The weapon customisation makes a welcome return as well. Though not as extensive as in Mass Effect 1, it’s a system that works better. You get upgrades but you aren’t left with the older versions of those upgrades, it replaces them. You also have a weight limit, restricting the weapons you can take with you on missions, meaning you have to think about your equipment, rather than just give yourself the most powerful weapons.

I’m also rather fond of the soundtrack for the game. As disappointing as the departure of Jack Wall is and the fact that Clint Mansell is only responsible for two tracks, Sam Hulick. Cris Velasco and Sascha Dikiciyan do a great job on the rest of the score, though I’d be lying if I said it wouldn’t have been nice to see what Mansell could have done if given a free-reign.

As for the gameplay, that’s been upgraded nicely. I was worried when playing the demo that it had become clunkier, but I found myself pleasantly surprised at how fluid it felt in the final product. It’s not changed all that much from Mass Effect 2, but I didn’t think it really needed to; they’ve just improved on a winning formula.

The highlight of the game for me is the character moments. There are lots of them littered throughout the game and the emotions they generate can leave you crying or laughing. The new characters are also done very well. James Vega, contrary to my earlier expectations, is actually a decent character. Secondary characters like Cortez, your shuttle pilot, and Samantha Traynor, the replacement for Kelly Chambers, are great additions with a good deal of depth to them. Plus, they finally have crew interaction on the Normandy, either by commlink or by visiting them in their quarters. It adds an extra dimension to life aboard the Normandy where people aren’t separate but do in fact talk to each other, in some cases even forming relationships together.

Really, this game would be damned near perfect if not for the ending. Now, I’m not going to be like some people and say that it ruined the game for me. I cannot stress enough how fantastic the game is prior to the last fifteen minutes. It just makes no sense and there’s a real lack of closure, a quite literal deus ex machina plot device and plot holes you could fly the Citadel through. It’s incredibly lazy writing on Bioware’s behalf and I can’t believe that it was okayed by management. It’s not even that it’s a sad or tragic ending. I could deal with that. Instead, you’re left remarkably unfulfilled and with a very bitter taste in your mouth.

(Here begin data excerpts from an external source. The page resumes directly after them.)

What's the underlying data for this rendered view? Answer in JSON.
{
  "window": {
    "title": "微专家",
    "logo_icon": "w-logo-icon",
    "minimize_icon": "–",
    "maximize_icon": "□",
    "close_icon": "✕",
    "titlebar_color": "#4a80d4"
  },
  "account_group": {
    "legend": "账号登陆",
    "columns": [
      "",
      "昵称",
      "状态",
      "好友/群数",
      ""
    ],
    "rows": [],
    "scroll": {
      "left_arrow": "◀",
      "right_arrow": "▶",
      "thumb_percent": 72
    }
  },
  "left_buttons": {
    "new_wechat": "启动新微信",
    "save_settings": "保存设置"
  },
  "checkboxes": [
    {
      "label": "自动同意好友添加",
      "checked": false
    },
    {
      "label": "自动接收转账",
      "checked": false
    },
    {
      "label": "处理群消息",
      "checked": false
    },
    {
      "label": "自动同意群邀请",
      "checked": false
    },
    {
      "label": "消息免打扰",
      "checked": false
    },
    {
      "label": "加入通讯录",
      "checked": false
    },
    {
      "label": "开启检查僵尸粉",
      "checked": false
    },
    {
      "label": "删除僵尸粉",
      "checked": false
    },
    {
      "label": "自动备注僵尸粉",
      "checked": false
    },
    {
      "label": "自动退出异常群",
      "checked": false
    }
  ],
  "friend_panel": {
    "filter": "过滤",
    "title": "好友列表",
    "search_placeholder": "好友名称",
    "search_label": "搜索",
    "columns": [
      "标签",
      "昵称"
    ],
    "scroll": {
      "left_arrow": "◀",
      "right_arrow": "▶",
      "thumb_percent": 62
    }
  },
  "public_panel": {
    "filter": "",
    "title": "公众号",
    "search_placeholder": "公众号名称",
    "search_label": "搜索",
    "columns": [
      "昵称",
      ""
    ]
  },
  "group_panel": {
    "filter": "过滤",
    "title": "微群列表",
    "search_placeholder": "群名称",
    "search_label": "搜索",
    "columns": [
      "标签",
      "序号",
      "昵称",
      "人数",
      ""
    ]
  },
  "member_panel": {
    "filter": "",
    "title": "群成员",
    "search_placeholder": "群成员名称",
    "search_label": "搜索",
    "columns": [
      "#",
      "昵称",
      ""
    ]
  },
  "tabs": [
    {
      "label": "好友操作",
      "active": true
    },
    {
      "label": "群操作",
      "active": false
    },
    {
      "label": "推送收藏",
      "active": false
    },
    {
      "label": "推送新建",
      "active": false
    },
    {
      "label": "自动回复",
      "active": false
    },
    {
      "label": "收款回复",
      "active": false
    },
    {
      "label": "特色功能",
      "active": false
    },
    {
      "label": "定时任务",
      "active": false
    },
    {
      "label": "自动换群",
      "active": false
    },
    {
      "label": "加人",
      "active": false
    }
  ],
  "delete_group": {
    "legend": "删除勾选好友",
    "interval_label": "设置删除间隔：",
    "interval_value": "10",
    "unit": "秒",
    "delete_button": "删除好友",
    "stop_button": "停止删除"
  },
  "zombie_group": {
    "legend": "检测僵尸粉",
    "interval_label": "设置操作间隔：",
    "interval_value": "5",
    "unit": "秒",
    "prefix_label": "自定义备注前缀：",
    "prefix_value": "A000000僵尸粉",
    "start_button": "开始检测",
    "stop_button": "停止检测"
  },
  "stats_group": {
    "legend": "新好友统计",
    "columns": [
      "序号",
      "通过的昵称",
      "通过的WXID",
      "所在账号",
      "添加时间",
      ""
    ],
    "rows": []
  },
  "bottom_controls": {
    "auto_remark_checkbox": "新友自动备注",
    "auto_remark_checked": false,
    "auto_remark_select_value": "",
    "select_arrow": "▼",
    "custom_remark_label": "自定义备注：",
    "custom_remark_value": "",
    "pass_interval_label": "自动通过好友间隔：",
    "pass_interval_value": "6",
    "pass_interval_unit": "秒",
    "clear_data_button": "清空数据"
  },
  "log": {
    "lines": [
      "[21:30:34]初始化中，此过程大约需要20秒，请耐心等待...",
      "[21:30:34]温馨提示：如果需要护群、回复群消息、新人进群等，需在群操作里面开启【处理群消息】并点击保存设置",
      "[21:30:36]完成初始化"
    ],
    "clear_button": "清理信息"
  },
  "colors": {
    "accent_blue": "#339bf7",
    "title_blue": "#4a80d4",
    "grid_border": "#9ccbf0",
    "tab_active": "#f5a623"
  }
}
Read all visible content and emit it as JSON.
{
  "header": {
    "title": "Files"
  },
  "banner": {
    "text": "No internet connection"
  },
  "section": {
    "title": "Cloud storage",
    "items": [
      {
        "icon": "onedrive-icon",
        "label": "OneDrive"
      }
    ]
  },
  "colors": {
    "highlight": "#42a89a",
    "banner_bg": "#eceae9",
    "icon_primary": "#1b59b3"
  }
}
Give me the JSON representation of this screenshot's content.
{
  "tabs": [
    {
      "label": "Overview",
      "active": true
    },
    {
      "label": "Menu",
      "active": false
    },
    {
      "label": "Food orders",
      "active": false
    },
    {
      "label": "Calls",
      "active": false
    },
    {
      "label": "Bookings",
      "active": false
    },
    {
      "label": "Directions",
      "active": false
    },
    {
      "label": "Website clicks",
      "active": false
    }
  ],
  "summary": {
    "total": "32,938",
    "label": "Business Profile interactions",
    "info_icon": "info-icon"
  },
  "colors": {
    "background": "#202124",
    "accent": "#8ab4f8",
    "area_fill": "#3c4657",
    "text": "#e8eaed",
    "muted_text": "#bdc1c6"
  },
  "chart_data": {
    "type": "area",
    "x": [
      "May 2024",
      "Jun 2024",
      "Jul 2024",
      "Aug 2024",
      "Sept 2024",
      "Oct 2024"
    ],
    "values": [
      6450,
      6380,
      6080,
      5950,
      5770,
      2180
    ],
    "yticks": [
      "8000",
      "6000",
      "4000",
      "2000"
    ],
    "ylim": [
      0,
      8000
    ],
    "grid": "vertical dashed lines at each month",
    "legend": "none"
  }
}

What is so disappointing is that it’s such a lost opportunity. If the ending had been done that bit better then Bioware could pat themselves on the back for creating probably the best video game trilogy ever made. Now, with the fan backlash generated by the ending, they’re left in a difficult place. Do they release some DLC to alter the ending to provide something more palatable for fans à la Fallout 3? Personally, I think that’s what they were planning from the beginning. The ending is left highly ambiguous and gives ample scope to be able to retcon. Of course this will generate backlash from those who liked the ending as well as from those who hated it, seeing it as profiteering from fan anger as I’d be amazed if it was free.

Ultimately, Mass Effect 3 goes from the sublime to the ridiculous at a rapid pace of knots. Does it deserve the merciless bashing it’s getting across the internet and the precipitously small user scores on the likes of Metacritic? No. Is it as good as it could be? Definitely not.